Looks like I'm the odd one out here but with 4 years in Southern California, quakes never worried me - maybe just because as you say, you can't control them, you can't predict them, when the bed shakes like you're sleeping in a dollhouse somebody's shaking up and down, there's nothing to do but ride the wave. I had my earthquake kit (batteries, etc.) tucked in the closet like a well-trained Californian - many of my neighbors had lost their homes in 94 - but I got to liking the tremors in some weird way. Maybe they create some sort of false security...so many tremors and nothing big, we must be OK.

When I lived in the Midwest, tornados freaked me out - probably because I never actually experienced one. Maybe you do need just a little tiny tremor to show you you'll survive?

melusina said...

EllasDevil, I am sure you are referring to the movement of the bed created by my husband's snoring, right? =)

I, personally, think that, like SeaWitch, I don't think I'll ever get used to quakes, even if I experience a few. But I guess only time will tell.

I will confess, that I am a tad bit curious to actually feel a small earthquake.
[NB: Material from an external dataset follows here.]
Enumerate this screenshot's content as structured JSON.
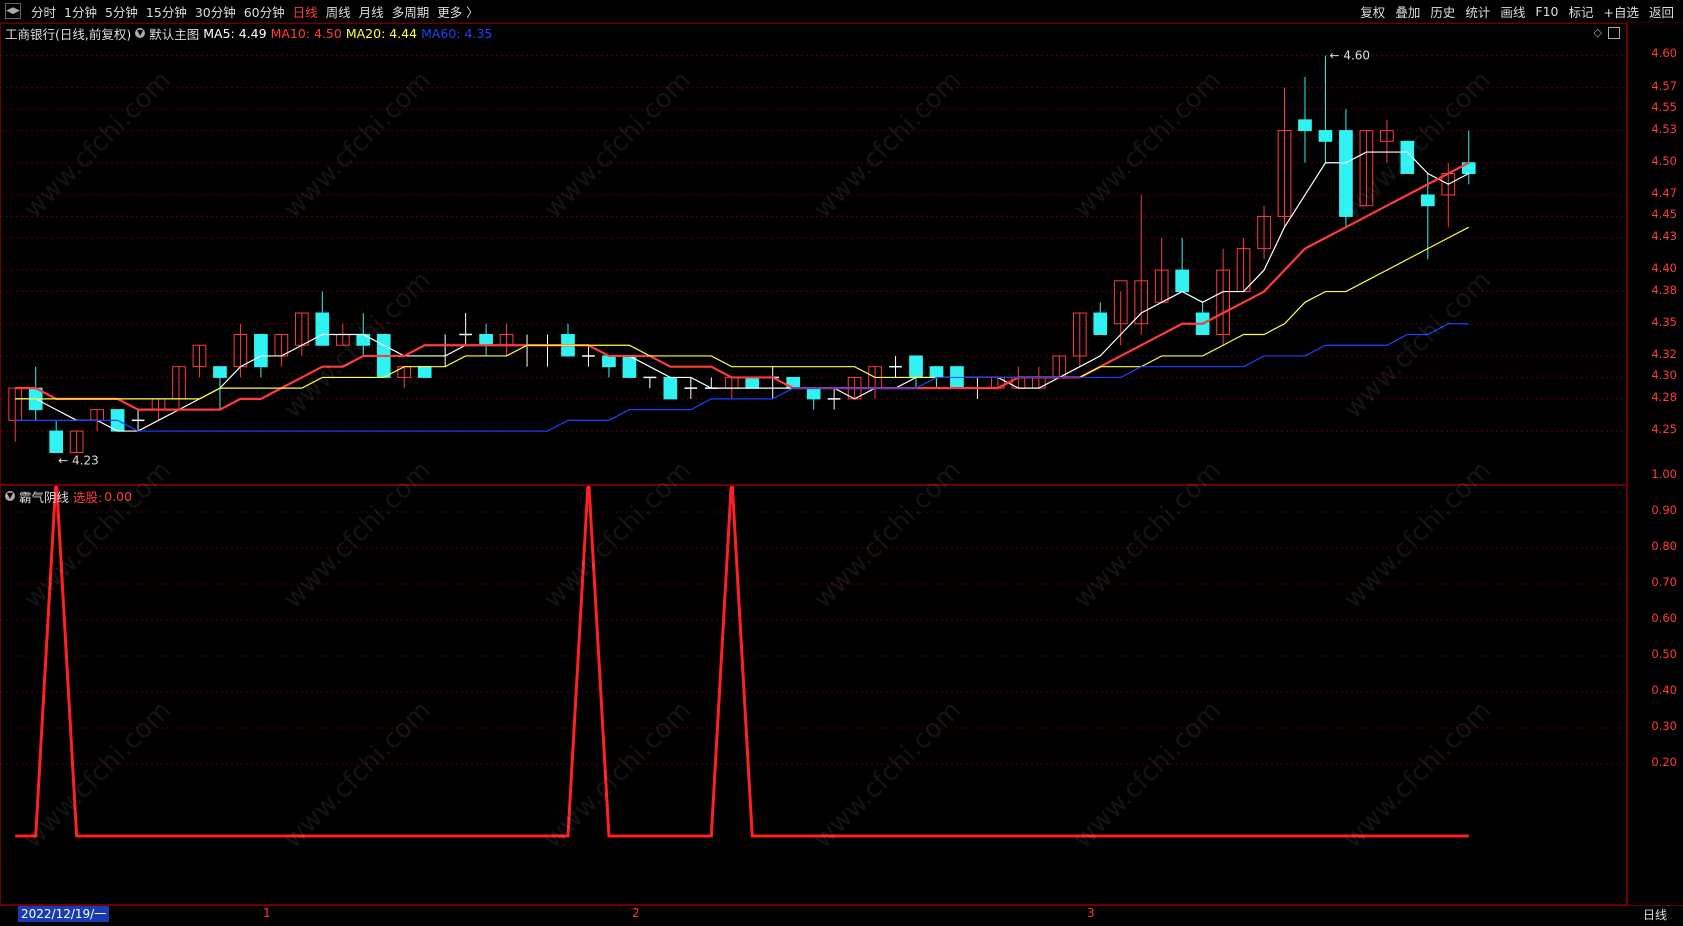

Just so I know what it is like, I guess - and perhaps, wandering-woman, it is like you say, once I experience one, I'll feel better. We'll see.

Generally, when I felt the bed moving it was either a truck passing by or a cat sharpening his or her claws on the mattress/boxspring. So maybe I haven't even felt a tremor yet.

Shot Baker said...

I guess I'm lucky. I don't fear anything. Least of all a natural disaster. In fact I have learned that the key to longevity is to routinely pray for death. Man, trust me, if you want to die, nothing will touch you!